I asked my colleagues at Health what they thought were the biggest health stories of 2009—research they shared with their friends, news that made them change the way they care for themselves, topics they talk to their own physicians about, or stories that personally changed their lives. Here's a list of what we've learned in 2009, plus things that will hopefully make our 2010 healthier.
Alcohol and breast cancer: After reading that wine may increase the risk of breast cancer, one staffer says she now limits herself to one glass of wine a night when she meets her girlfriends. She's also spread the word to her friends, sisters, and mother, who's in a wine club.
Hydroxycut: One of our staff members has been talking to her doctor about the lasting effects of taking Hydroxycut after a recall and a strong warning from the FDA in May. Hydroxycut was linked to liver damage, and a young man died after taking it. "I always knew it was bad for my body, but I took it like a vitamin when I struggled with my weight in high school," our staffer wrote. Her wish: Better regulation of weight-management products.
Flossing: No one really loves doing it, but flossing can add more than six years to your life by eliminating inflammation-causing bacteria. Recent research shows oral hygiene (or lack thereof) is linked both to cancer and heart disease. One of our editors who has been a lifelong flosser says she's telling everyone she knows that flossing can help save their lives.
Annual pap smears: In November, a study showed that many doctors overprescribed pap smears. Shortly after, the American College of Obstetricians and Gynecologists released new guidelines suggesting that women have their first pap smear at age 21, and should be screened every two to three years depending on their age. Now three major organizations suggest women can cut back on the number of pap smears they receive, under certain conditions. One of our writers says she and her friends have had a lot of discussions about the news.

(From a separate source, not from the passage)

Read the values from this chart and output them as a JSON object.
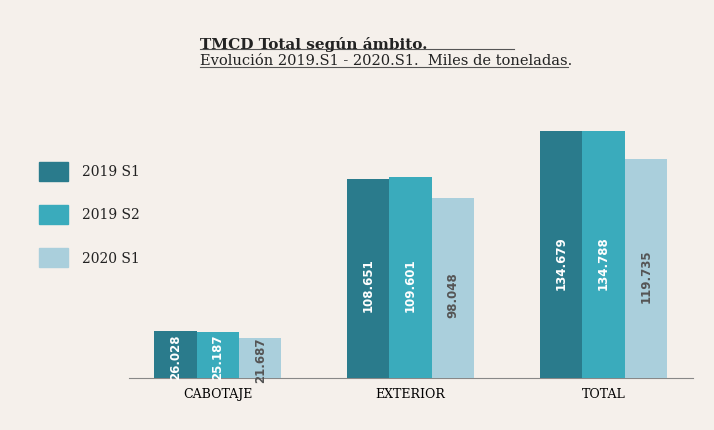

Despite the suggestions, she's still planning to go every year. "I've have had [too] many friends with pre-cancerous cells that needed to be removed," she wrote.
Yearly mammograms for those over 40: You probably remember the debate over this hot topic. A panel of experts announced their opinion that women should have their first mammograms at 50 and then schedule one biannually. This was a contrast to the former guidelines, which recommended that women over 40 should get a mammogram every year. The panel's opinion confirms one of our editors' long-held beliefs: She's still scheduling her mammograms every other year.

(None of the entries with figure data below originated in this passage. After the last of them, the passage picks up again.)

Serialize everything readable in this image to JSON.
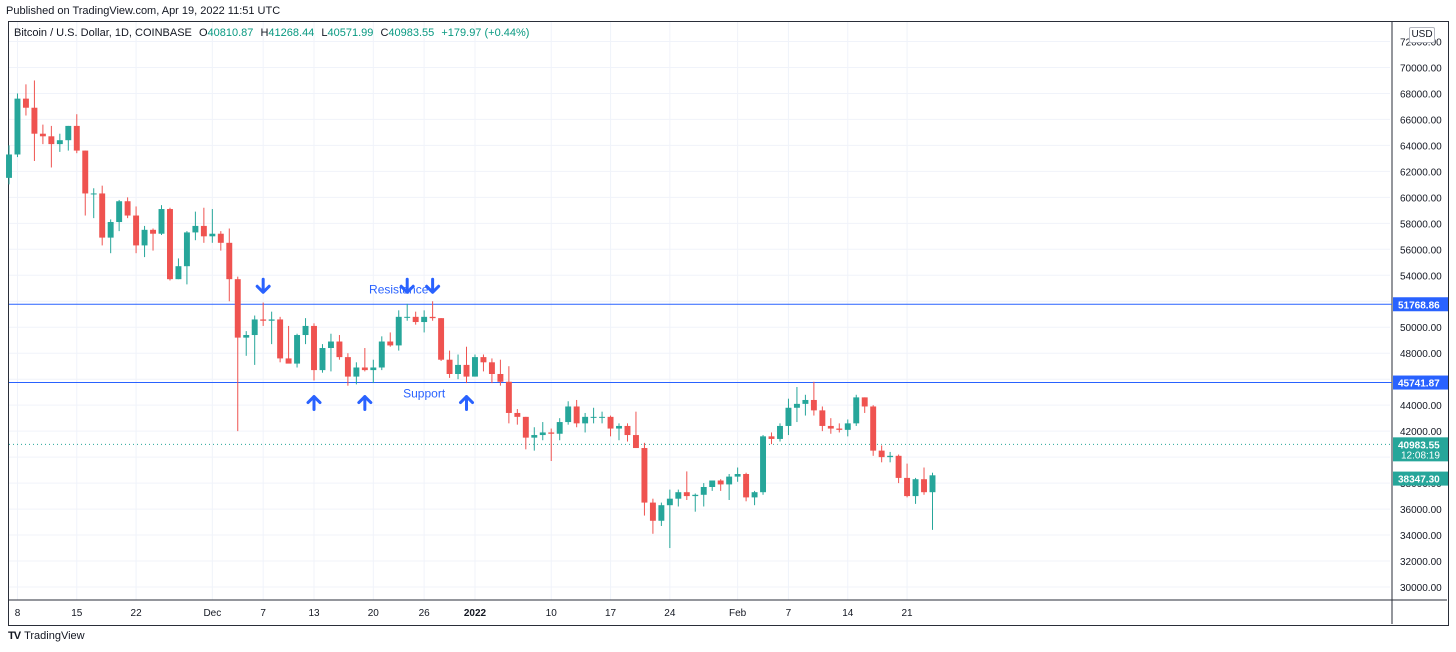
{
  "header": {
    "published": "Published on TradingView.com, Apr 19, 2022 11:51 UTC"
  },
  "legend": {
    "symbol": "Bitcoin / U.S. Dollar, 1D, COINBASE",
    "o_label": "O",
    "o_value": "40810.87",
    "h_label": "H",
    "h_value": "41268.44",
    "l_label": "L",
    "l_value": "40571.99",
    "c_label": "C",
    "c_value": "40983.55",
    "change": "+179.97 (+0.44%)"
  },
  "currency": "USD",
  "footer": {
    "logo": "TV",
    "brand": "TradingView"
  },
  "colors": {
    "up": "#26a69a",
    "down": "#ef5350",
    "level": "#2962ff",
    "arrow": "#2962ff",
    "grid": "#f0f3fa",
    "price_label": "#2962ff"
  },
  "chart_data": {
    "type": "candlestick",
    "ylim": [
      29000,
      73500
    ],
    "y_ticks": [
      30000,
      32000,
      34000,
      36000,
      38000,
      40000,
      42000,
      44000,
      46000,
      48000,
      50000,
      52000,
      54000,
      56000,
      58000,
      60000,
      62000,
      64000,
      66000,
      68000,
      70000,
      72000
    ],
    "y_tick_labels": [
      "30000.00",
      "32000.00",
      "34000.00",
      "36000.00",
      "38000.00",
      "40000.00",
      "42000.00",
      "44000.00",
      "46000.00",
      "48000.00",
      "50000.00",
      "52000.00",
      "54000.00",
      "56000.00",
      "58000.00",
      "60000.00",
      "62000.00",
      "64000.00",
      "66000.00",
      "68000.00",
      "70000.00",
      "72000.00"
    ],
    "x_range_dates": [
      "2021-11-07",
      "2022-04-19"
    ],
    "x_ticks": [
      {
        "date": "2021-11-08",
        "label": "8"
      },
      {
        "date": "2021-11-15",
        "label": "15"
      },
      {
        "date": "2021-11-22",
        "label": "22"
      },
      {
        "date": "2021-12-01",
        "label": "Dec"
      },
      {
        "date": "2021-12-07",
        "label": "7"
      },
      {
        "date": "2021-12-13",
        "label": "13"
      },
      {
        "date": "2021-12-20",
        "label": "20"
      },
      {
        "date": "2021-12-26",
        "label": "26"
      },
      {
        "date": "2022-01-01",
        "label": "2022"
      },
      {
        "date": "2022-01-10",
        "label": "10"
      },
      {
        "date": "2022-01-17",
        "label": "17"
      },
      {
        "date": "2022-01-24",
        "label": "24"
      },
      {
        "date": "2022-02-01",
        "label": "Feb"
      },
      {
        "date": "2022-02-07",
        "label": "7"
      },
      {
        "date": "2022-02-14",
        "label": "14"
      },
      {
        "date": "2022-02-21",
        "label": "21"
      }
    ],
    "candles": [
      [
        "2021-11-07",
        61500,
        64000,
        61000,
        63300
      ],
      [
        "2021-11-08",
        63300,
        68000,
        63100,
        67600
      ],
      [
        "2021-11-09",
        67600,
        68700,
        66300,
        66900
      ],
      [
        "2021-11-10",
        66900,
        69000,
        62800,
        64900
      ],
      [
        "2021-11-11",
        64900,
        65600,
        64100,
        64700
      ],
      [
        "2021-11-12",
        64700,
        65500,
        62300,
        64100
      ],
      [
        "2021-11-13",
        64100,
        64900,
        63500,
        64400
      ],
      [
        "2021-11-14",
        64400,
        65500,
        63600,
        65500
      ],
      [
        "2021-11-15",
        65500,
        66400,
        63400,
        63600
      ],
      [
        "2021-11-16",
        63600,
        63600,
        58600,
        60300
      ],
      [
        "2021-11-17",
        60300,
        60700,
        58400,
        60300
      ],
      [
        "2021-11-18",
        60300,
        60900,
        56300,
        56900
      ],
      [
        "2021-11-19",
        56900,
        58300,
        55700,
        58100
      ],
      [
        "2021-11-20",
        58100,
        59800,
        57400,
        59700
      ],
      [
        "2021-11-21",
        59700,
        60000,
        58400,
        58600
      ],
      [
        "2021-11-22",
        58600,
        59300,
        55700,
        56300
      ],
      [
        "2021-11-23",
        56300,
        57800,
        55400,
        57500
      ],
      [
        "2021-11-24",
        57500,
        57600,
        55900,
        57200
      ],
      [
        "2021-11-25",
        57200,
        59400,
        57100,
        59100
      ],
      [
        "2021-11-26",
        59100,
        59200,
        53600,
        53700
      ],
      [
        "2021-11-27",
        53700,
        55300,
        53700,
        54700
      ],
      [
        "2021-11-28",
        54700,
        57400,
        53300,
        57300
      ],
      [
        "2021-11-29",
        57300,
        58900,
        56700,
        57800
      ],
      [
        "2021-11-30",
        57800,
        59200,
        56500,
        57000
      ],
      [
        "2021-12-01",
        57000,
        59100,
        56500,
        57200
      ],
      [
        "2021-12-02",
        57200,
        57400,
        55900,
        56500
      ],
      [
        "2021-12-03",
        56500,
        57600,
        52000,
        53700
      ],
      [
        "2021-12-04",
        53700,
        53900,
        42000,
        49200
      ],
      [
        "2021-12-05",
        49200,
        49700,
        47800,
        49400
      ],
      [
        "2021-12-06",
        49400,
        50900,
        47100,
        50600
      ],
      [
        "2021-12-07",
        50600,
        51900,
        50100,
        50500
      ],
      [
        "2021-12-08",
        50500,
        51200,
        48700,
        50600
      ],
      [
        "2021-12-09",
        50600,
        50800,
        47300,
        47600
      ],
      [
        "2021-12-10",
        47600,
        50100,
        47300,
        47200
      ],
      [
        "2021-12-11",
        47200,
        49500,
        46900,
        49400
      ],
      [
        "2021-12-12",
        49400,
        50700,
        48700,
        50100
      ],
      [
        "2021-12-13",
        50100,
        50300,
        45900,
        46700
      ],
      [
        "2021-12-14",
        46700,
        48700,
        46500,
        48400
      ],
      [
        "2021-12-15",
        48400,
        49500,
        46600,
        48900
      ],
      [
        "2021-12-16",
        48900,
        49400,
        47500,
        47700
      ],
      [
        "2021-12-17",
        47700,
        48000,
        45500,
        46200
      ],
      [
        "2021-12-18",
        46200,
        47300,
        45600,
        46900
      ],
      [
        "2021-12-19",
        46900,
        48400,
        46600,
        46700
      ],
      [
        "2021-12-20",
        46700,
        47500,
        45700,
        46900
      ],
      [
        "2021-12-21",
        46900,
        49300,
        46700,
        48900
      ],
      [
        "2021-12-22",
        48900,
        49600,
        48500,
        48600
      ],
      [
        "2021-12-23",
        48600,
        51300,
        48200,
        50800
      ],
      [
        "2021-12-24",
        50800,
        51800,
        50500,
        50800
      ],
      [
        "2021-12-25",
        50800,
        51200,
        50200,
        50400
      ],
      [
        "2021-12-26",
        50400,
        51300,
        49600,
        50800
      ],
      [
        "2021-12-27",
        50800,
        52000,
        50500,
        50700
      ],
      [
        "2021-12-28",
        50700,
        50700,
        47400,
        47500
      ],
      [
        "2021-12-29",
        47500,
        48200,
        46100,
        46400
      ],
      [
        "2021-12-30",
        46400,
        47900,
        46000,
        47100
      ],
      [
        "2021-12-31",
        47100,
        48500,
        45700,
        46200
      ],
      [
        "2022-01-01",
        46200,
        47900,
        46200,
        47700
      ],
      [
        "2022-01-02",
        47700,
        47900,
        46600,
        47300
      ],
      [
        "2022-01-03",
        47300,
        47600,
        45700,
        46400
      ],
      [
        "2022-01-04",
        46400,
        47500,
        45500,
        45800
      ],
      [
        "2022-01-05",
        45800,
        47000,
        42600,
        43400
      ],
      [
        "2022-01-06",
        43400,
        43700,
        42500,
        43100
      ],
      [
        "2022-01-07",
        43100,
        43100,
        40600,
        41500
      ],
      [
        "2022-01-08",
        41500,
        42300,
        40500,
        41700
      ],
      [
        "2022-01-09",
        41700,
        42700,
        41300,
        41900
      ],
      [
        "2022-01-10",
        41900,
        42200,
        39700,
        41800
      ],
      [
        "2022-01-11",
        41800,
        43000,
        41300,
        42700
      ],
      [
        "2022-01-12",
        42700,
        44300,
        42500,
        43900
      ],
      [
        "2022-01-13",
        43900,
        44400,
        42300,
        42600
      ],
      [
        "2022-01-14",
        42600,
        43400,
        41900,
        43100
      ],
      [
        "2022-01-15",
        43100,
        43800,
        42600,
        43100
      ],
      [
        "2022-01-16",
        43100,
        43500,
        42600,
        43100
      ],
      [
        "2022-01-17",
        43100,
        43200,
        41600,
        42200
      ],
      [
        "2022-01-18",
        42200,
        42600,
        41300,
        42400
      ],
      [
        "2022-01-19",
        42400,
        42600,
        41200,
        41700
      ],
      [
        "2022-01-20",
        41700,
        43500,
        40700,
        40700
      ],
      [
        "2022-01-21",
        40700,
        41100,
        35500,
        36500
      ],
      [
        "2022-01-22",
        36500,
        36800,
        34100,
        35100
      ],
      [
        "2022-01-23",
        35100,
        36500,
        34700,
        36300
      ],
      [
        "2022-01-24",
        36300,
        37500,
        33000,
        36800
      ],
      [
        "2022-01-25",
        36800,
        37500,
        36200,
        37300
      ],
      [
        "2022-01-26",
        37300,
        38900,
        36700,
        37000
      ],
      [
        "2022-01-27",
        37000,
        37200,
        35800,
        37100
      ],
      [
        "2022-01-28",
        37100,
        38000,
        36200,
        37700
      ],
      [
        "2022-01-29",
        37700,
        38200,
        37400,
        38200
      ],
      [
        "2022-01-30",
        38200,
        38300,
        37400,
        37900
      ],
      [
        "2022-01-31",
        37900,
        38700,
        36700,
        38500
      ],
      [
        "2022-02-01",
        38500,
        39200,
        38100,
        38700
      ],
      [
        "2022-02-02",
        38700,
        38800,
        36600,
        36900
      ],
      [
        "2022-02-03",
        36900,
        37400,
        36300,
        37300
      ],
      [
        "2022-02-04",
        37300,
        41700,
        37100,
        41600
      ],
      [
        "2022-02-05",
        41600,
        41900,
        41000,
        41400
      ],
      [
        "2022-02-06",
        41400,
        42600,
        41200,
        42400
      ],
      [
        "2022-02-07",
        42400,
        44500,
        41700,
        43800
      ],
      [
        "2022-02-08",
        43800,
        45400,
        42700,
        44100
      ],
      [
        "2022-02-09",
        44100,
        44800,
        43200,
        44400
      ],
      [
        "2022-02-10",
        44400,
        45800,
        43200,
        43600
      ],
      [
        "2022-02-11",
        43600,
        43900,
        42000,
        42400
      ],
      [
        "2022-02-12",
        42400,
        43000,
        41800,
        42200
      ],
      [
        "2022-02-13",
        42200,
        42600,
        41900,
        42100
      ],
      [
        "2022-02-14",
        42100,
        42900,
        41600,
        42600
      ],
      [
        "2022-02-15",
        42600,
        44800,
        42400,
        44600
      ],
      [
        "2022-02-16",
        44600,
        44600,
        43400,
        43900
      ],
      [
        "2022-02-17",
        43900,
        44000,
        40100,
        40500
      ],
      [
        "2022-02-18",
        40500,
        40900,
        39600,
        40000
      ],
      [
        "2022-02-19",
        40000,
        40400,
        39600,
        40100
      ],
      [
        "2022-02-20",
        40100,
        40200,
        38000,
        38400
      ],
      [
        "2022-02-21",
        38400,
        39500,
        36900,
        37000
      ],
      [
        "2022-02-22",
        37000,
        38400,
        36400,
        38300
      ],
      [
        "2022-02-23",
        38300,
        39200,
        37100,
        37300
      ],
      [
        "2022-02-24",
        37300,
        38800,
        34400,
        38600
      ]
    ],
    "levels": [
      {
        "name": "Resistance",
        "value": 51768.86,
        "label": "51768.86"
      },
      {
        "name": "Support",
        "value": 45741.87,
        "label": "45741.87"
      }
    ],
    "last_price": {
      "value": 40983.55,
      "label": "40983.55",
      "countdown": "12:08:19"
    },
    "current_price": {
      "value": 38347.3,
      "label": "38347.30"
    },
    "arrows": [
      {
        "date": "2021-12-07",
        "dir": "down"
      },
      {
        "date": "2021-12-24",
        "dir": "down"
      },
      {
        "date": "2021-12-27",
        "dir": "down"
      },
      {
        "date": "2021-12-13",
        "dir": "up"
      },
      {
        "date": "2021-12-19",
        "dir": "up"
      },
      {
        "date": "2021-12-31",
        "dir": "up"
      }
    ]
  }
}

Childhood obesity: In September the British Medical Journal said current strategies to fight childhood obesity aren't working: Kids are drinking less soda, but they're still not getting enough fruits and veggies. And physician-led intervention had no long-term effect on eating and exercise habits. One of our writers, who doesn't have children, says she's always got an eye out for yummy kid-friendly veggie recipes for her friends who do have children. Gotta love her "it takes a village" attitude!

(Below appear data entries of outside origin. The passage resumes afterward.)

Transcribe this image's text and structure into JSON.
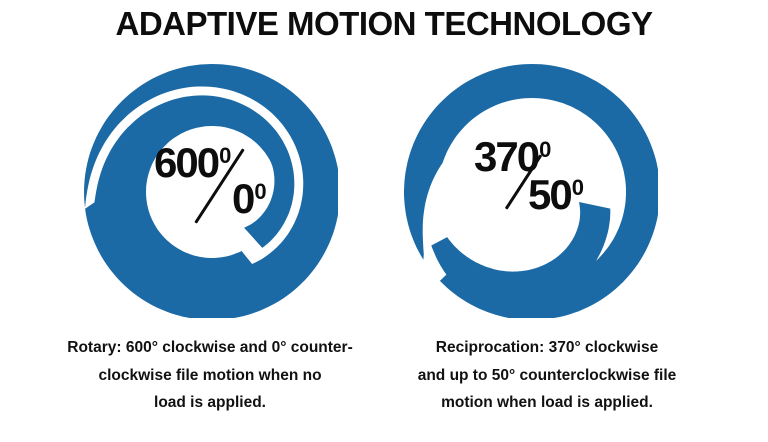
{
  "title": "ADAPTIVE MOTION TECHNOLOGY",
  "colors": {
    "accent_blue": "#1B6AA5",
    "text_black": "#111111",
    "background": "#FFFFFF"
  },
  "dials": [
    {
      "name": "rotary",
      "top_value": "600",
      "top_degree": "0",
      "bottom_value": "0",
      "bottom_degree": "0",
      "caption_lines": [
        "Rotary: 600° clockwise and 0° counter-",
        "clockwise file motion when no",
        "load is applied."
      ]
    },
    {
      "name": "reciprocation",
      "top_value": "370",
      "top_degree": "0",
      "bottom_value": "50",
      "bottom_degree": "0",
      "caption_lines": [
        "Reciprocation: 370° clockwise",
        "and up to 50° counterclockwise file",
        "motion when load is applied."
      ]
    }
  ]
}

Eat breakfast: In 2008, a clinical professor and endocrinologist presented research about the benefits of eating a big breakfast to lose weight. I don't try every diet that comes to my office, but when I got a galley of The Big Breakfast Diet a few months ago by the same researcher, Daniela Jakubowicz, I decided to give it a try. The scheme: Eat about half your day's calories by 9 a.m. Cooking and eating that much food in the morning is a bit of a challenge, but on the flip side: Buh-bye, hunger! I was so full I never even thought about mid-day snacks.
Vitamin D: There's still some debate about this wonder vitamin, but it has one editor talking: "I read that people over 50 are not as good at converting sunlight to vitamin D. There were all sorts of studies that reported that vitamin D may have helped fight various cancers (most recently lymphoma), increased muscle power, helped brain power, etc." This editor got tested and found out her vitamin D levels were low, so she started taking a supplement. She says her energy is up, her hair is healthier, and she may be preventing cancer. Not getting enough can raise your risk of death by 26 percent, and while researching a story some time ago, an expert told me overweight black women who work indoor desk jobs were at risk. Needless to say, I've boosted my vitamin D too.
Your turn: What news in 2009 is going to change the way you take care of yourself in 2010?